Nach Angaben der US-Zeitung sollten Johnson und Baracco im Januar Russland besuchen, um sich „mit der kommenden Generation der russischen Führungspersonen und den amtierenden offiziellen Politikern zu treffen und einen Einblick in die Perspektiven der russisch-amerikanischen Beziehungen zu bekommen“. Allerdings hatte die Delegation schon vorher Bescheid gewusst, dass gegen Shain ein Einreiseverbot gilt.

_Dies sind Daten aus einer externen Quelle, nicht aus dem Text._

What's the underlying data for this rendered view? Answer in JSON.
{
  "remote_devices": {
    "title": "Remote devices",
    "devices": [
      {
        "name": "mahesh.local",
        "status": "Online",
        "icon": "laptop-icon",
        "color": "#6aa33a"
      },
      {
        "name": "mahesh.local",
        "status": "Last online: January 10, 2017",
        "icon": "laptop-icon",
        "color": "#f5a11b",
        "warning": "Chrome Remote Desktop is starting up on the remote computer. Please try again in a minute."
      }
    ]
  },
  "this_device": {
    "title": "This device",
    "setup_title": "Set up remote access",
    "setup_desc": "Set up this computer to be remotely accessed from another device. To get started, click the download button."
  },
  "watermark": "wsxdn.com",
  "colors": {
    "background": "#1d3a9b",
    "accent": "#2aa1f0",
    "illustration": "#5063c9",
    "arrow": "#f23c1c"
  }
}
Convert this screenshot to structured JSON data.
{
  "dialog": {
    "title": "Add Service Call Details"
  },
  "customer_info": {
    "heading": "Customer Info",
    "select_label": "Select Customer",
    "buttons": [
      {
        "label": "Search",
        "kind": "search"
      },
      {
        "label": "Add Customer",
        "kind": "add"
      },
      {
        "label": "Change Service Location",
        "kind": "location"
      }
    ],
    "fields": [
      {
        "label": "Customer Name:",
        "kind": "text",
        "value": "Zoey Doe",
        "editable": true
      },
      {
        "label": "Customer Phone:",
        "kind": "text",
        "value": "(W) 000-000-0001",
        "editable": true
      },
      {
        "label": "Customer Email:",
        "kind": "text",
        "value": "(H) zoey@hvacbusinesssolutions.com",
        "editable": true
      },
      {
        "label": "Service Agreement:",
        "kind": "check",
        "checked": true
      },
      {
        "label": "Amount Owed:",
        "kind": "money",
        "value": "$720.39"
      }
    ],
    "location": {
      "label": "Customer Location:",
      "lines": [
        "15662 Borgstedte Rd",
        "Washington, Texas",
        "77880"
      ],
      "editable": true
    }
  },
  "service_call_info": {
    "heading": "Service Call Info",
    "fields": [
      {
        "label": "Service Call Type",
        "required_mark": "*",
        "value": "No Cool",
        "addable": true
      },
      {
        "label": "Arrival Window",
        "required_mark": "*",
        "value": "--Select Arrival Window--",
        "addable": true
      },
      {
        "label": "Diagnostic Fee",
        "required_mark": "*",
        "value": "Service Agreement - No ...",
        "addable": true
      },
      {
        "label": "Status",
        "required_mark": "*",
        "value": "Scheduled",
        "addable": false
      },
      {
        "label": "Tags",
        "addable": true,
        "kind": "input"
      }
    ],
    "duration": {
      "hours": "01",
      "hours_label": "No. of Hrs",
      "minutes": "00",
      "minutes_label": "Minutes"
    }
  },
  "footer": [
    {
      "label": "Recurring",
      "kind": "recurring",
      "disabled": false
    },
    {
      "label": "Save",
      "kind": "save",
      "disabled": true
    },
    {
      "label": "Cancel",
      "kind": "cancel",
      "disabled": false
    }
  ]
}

Wie bei der russischen Botschaft erläutert wurde, stehe Shaheen auf der Schwarzen Liste, die Moskau als Antwort auf die US-Sanktionen erstellt habe.

„Wir waren es nicht, die diese Situation geschaffen haben. Wir haben Washington wiederholt vorgeschlagen, die Sanktionen als ein für die internationale Politik schädliches Instrument aufzuheben. Man erntet, was man sät“, wurde resümiert.

Shaheen, eine aktive Befürworterin der antirussischen Sanktionen, hatte auch gegen die Anwendung von Software von „Kaspersky-Lab“ in den staatlichen Einrichtungen der USA geworben.